A horripilante donzela

por Zé Luís

Conta a lenda do Graal que Parsifal, idiota que se torna honrado cavaleiro, está no meio de uma celebração ao seu nome, no pomposo Castelo do Rei Arthur, quando uma horrenda donzela, de cabelos negros, divididos por tranças, surge em uma mula manca, acusando o homenageado por suas faltas e culpas.

Pedro, virado para parede, debaixo do chuveiro, chora ao lembrar mais uma vez, com arrependimento, a dor causada a alguém, há mais de duas décadas. A memória vinha bem no meio de seu júbilo pessoal, cortando aquele momento de glória: ainda celebrava uma vitória, desfrutando a sensação prazerosa de serventia e poder. A ideia de que era bom no que fazia.

A lembrança vinha como a bruxa feia que surge no meio da homenagem ao condecorado Parsifal, acusando e denunciando cada momento de sua imbecilidade, enumerando suas falhas e idiotices, maldades e desmazelos.

Mas o que a bruxa vinha fazer no meio de um rotineiro banho, montada em sua mula manca das quatro patas? Com sua gargalhada guinchada e voz de vilã da Disney, vociferava:

“Lembra quando usou teu dom contra teu inimigo? Vocês eram meninos, colegas de uma turma linda. Lembra? O Fábio? Você não gostava dele por que ele traia sua amiga ou tinha mais vantagens com as meninas do que você... Ficou todo feliz quando ele envolveu-se em um assalto, foi preso, e foi lá, dar seu recadinho...
Falou apenas quinze minutos, e saiu, como tivesse lavado a própria alma... como foi cruel dizendo aquelas palavras tão duras bem no momento mais frágil e difícil daquele adolescente... “

A alegria, novamente, transformara-se em vergonha, e as lágrimas desciam com as águas quentes do chuveiro. Era um segredo que revelava sua natureza mais perversa. Apesar de passados mais de vinte anos, ele conseguia recordar cada cena daquela situação, o olhar perdido do moço, a arrogância de sua voz enquanto mostrava ao réu o quanto era vil e indesejável. Lembrava de sua camisa vermelha suada, mas não se deu ao luxo de perceber que os olhos do ladrão marejavam em desespero.

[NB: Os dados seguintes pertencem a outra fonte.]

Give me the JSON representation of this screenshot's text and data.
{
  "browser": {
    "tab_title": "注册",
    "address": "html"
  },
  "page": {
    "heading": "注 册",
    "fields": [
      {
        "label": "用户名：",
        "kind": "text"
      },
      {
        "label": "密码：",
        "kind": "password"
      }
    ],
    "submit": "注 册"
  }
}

Não lembra de suas palavras, mas recorda dos olhares de seus amigos e amigas – daquela mesma turma, quando contaram que Fábio tentara o suicídio após a conversa que tivera com ele. O medo e a desconfiança que seus amigos (a quem ele amava tanto) passaram a ter dele o afastaram, o que machucava-o, mas arrogante, Pedro não se importou, e passou a andar só desde então, quando seu orgulho continuava afirmando que suas palavras verdadeiras tinham que ser ditas, e “quem fosse podre, que se quebrasse”.

Perdeu o contato com os eternos amigos. De alguns não lembra mais o nome, mas Fábio ainda o atormenta nas insônias da madrugada.

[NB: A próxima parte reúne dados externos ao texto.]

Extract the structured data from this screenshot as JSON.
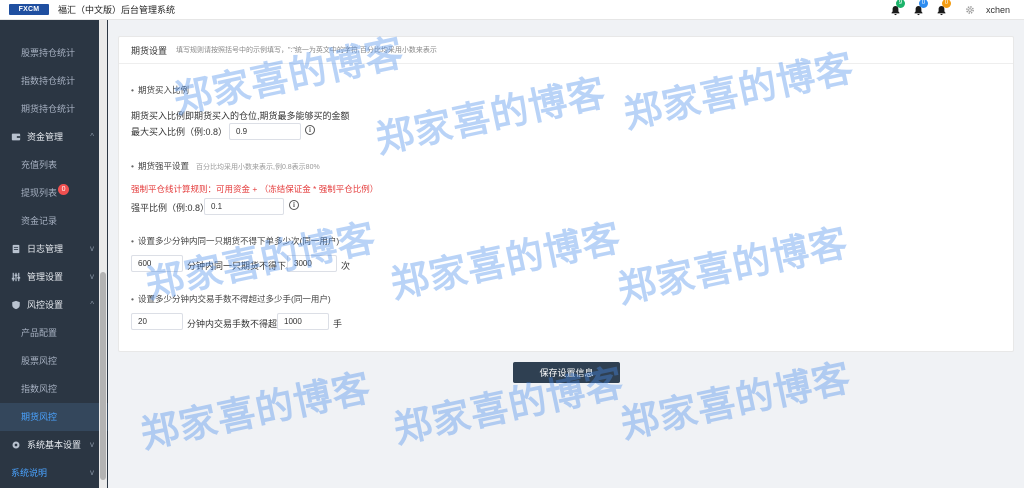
{
  "app": {
    "logo_text": "FXCM",
    "title": "福汇（中文版）后台管理系统"
  },
  "topbar": {
    "notifications": [
      {
        "icon": "bell-icon",
        "badge": "9",
        "badge_color": "#1bb36a"
      },
      {
        "icon": "bell-icon",
        "badge": "0",
        "badge_color": "#2d8cf0"
      },
      {
        "icon": "bell-icon",
        "badge": "0",
        "badge_color": "#f39c12"
      }
    ],
    "settings_icon": "gear-icon",
    "username": "xchen"
  },
  "sidebar": {
    "items": [
      {
        "label": "股票持仓统计",
        "type": "sub"
      },
      {
        "label": "指数持仓统计",
        "type": "sub"
      },
      {
        "label": "期货持仓统计",
        "type": "sub"
      },
      {
        "label": "资金管理",
        "type": "group",
        "icon": "wallet-icon",
        "chevron": "^"
      },
      {
        "label": "充值列表",
        "type": "sub"
      },
      {
        "label": "提现列表",
        "type": "sub",
        "badge": "0"
      },
      {
        "label": "资金记录",
        "type": "sub"
      },
      {
        "label": "日志管理",
        "type": "group",
        "icon": "log-icon",
        "chevron": "v"
      },
      {
        "label": "管理设置",
        "type": "group",
        "icon": "sliders-icon",
        "chevron": "v"
      },
      {
        "label": "风控设置",
        "type": "group",
        "icon": "shield-icon",
        "chevron": "^"
      },
      {
        "label": "产品配置",
        "type": "sub"
      },
      {
        "label": "股票风控",
        "type": "sub"
      },
      {
        "label": "指数风控",
        "type": "sub"
      },
      {
        "label": "期货风控",
        "type": "sub",
        "active": true
      },
      {
        "label": "系统基本设置",
        "type": "group",
        "icon": "cog-icon",
        "chevron": "v"
      },
      {
        "label": "系统说明",
        "type": "link",
        "chevron": "v"
      }
    ]
  },
  "form": {
    "header_title": "期货设置",
    "header_desc": "填写规则请按照括号中的示例填写，\":\"统一为英文中的字符,百分比均采用小数来表示",
    "buy_ratio": {
      "section": "期货买入比例",
      "description": "期货买入比例即期货买入的仓位,期货最多能够买的金额",
      "label": "最大买入比例（例:0.8）",
      "value": "0.9"
    },
    "force_close": {
      "section": "期货强平设置",
      "note": "百分比均采用小数来表示,例0.8表示80%",
      "rule": "强制平仓线计算规则：可用资金 + （冻结保证金 * 强制平仓比例）",
      "label": "强平比例（例:0.8）",
      "value": "0.1"
    },
    "order_limit": {
      "section": "设置多少分钟内同一只期货不得下单多少次(同一用户)",
      "minutes": "600",
      "middle": "分钟内同一只期货不得下单",
      "count": "3000",
      "unit": "次"
    },
    "lot_limit": {
      "section": "设置多少分钟内交易手数不得超过多少手(同一用户)",
      "minutes": "20",
      "middle": "分钟内交易手数不得超过",
      "count": "1000",
      "unit": "手"
    },
    "save_label": "保存设置信息"
  },
  "watermark": "郑家喜的博客"
}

Não: ele não morreu. Encontraram-no a tempo para uma lavagem estomacal, e puderam retirar as dezenas de comprimido que tomou. Os dois se encontraram uma vez, anos depois, numa empresa onde o moço – já homem – trabalhava. Pedro foi entregar currículo e foi justamente Fábio quem o recebeu, embora nem um ou outro soubessem que esse encontro aconteceria, já que o mesmo fora combinado por telefone e não reconheceram a voz. Pedro e nunca foi chamado para o trabalho, e a partir de então, nunca mais viu Fábio.

O que ficou para ele foi o profundo desejo de pedir desculpas sempre que se lembra do mal que fez, e de como a bíblia nos alerta sobre o poder da língua, e de como a palavra errada pode destruir.

A velha parecia satisfeita com as lágrimas mas, antes de bater em retirada, olha para trás, e com um ar estranhamente angelical, traz a memória outra coisa:

“Abençoado é por isso, quando hoje escolhe o silêncio ao invés do revide, abdicando de se defender contra a calúnia e a agressão, não por estar acima destas provocações. Abençoado és por aceitar a humilhação, quando poderia com tua boca destruir a vida de quem te atormenta, mesmo que justificável. Fábio ensinou o quanto pode ser maléfico teu dom, e de que não foi para isso que este foi-lhe entregue...”

Necessário é saber os limites e as consequências.

Aquela velha horrenda, agora parecia-lhe agradável, como os remédios amargos que revelam seu efeito benéfico no alívio. Pedro reconheceu em seu olhar um tom familiar de quem sabe apascentar seus amados, embora a face de acusador poderia ser confundida com o atormentados das almas.

Reconheceu, como os discípulos a caminho de Emaús, que ali não era um simples acusações e tormentos de um tempo que não tem correção: era mais um passo para a cura que só a Cura sabe trazer.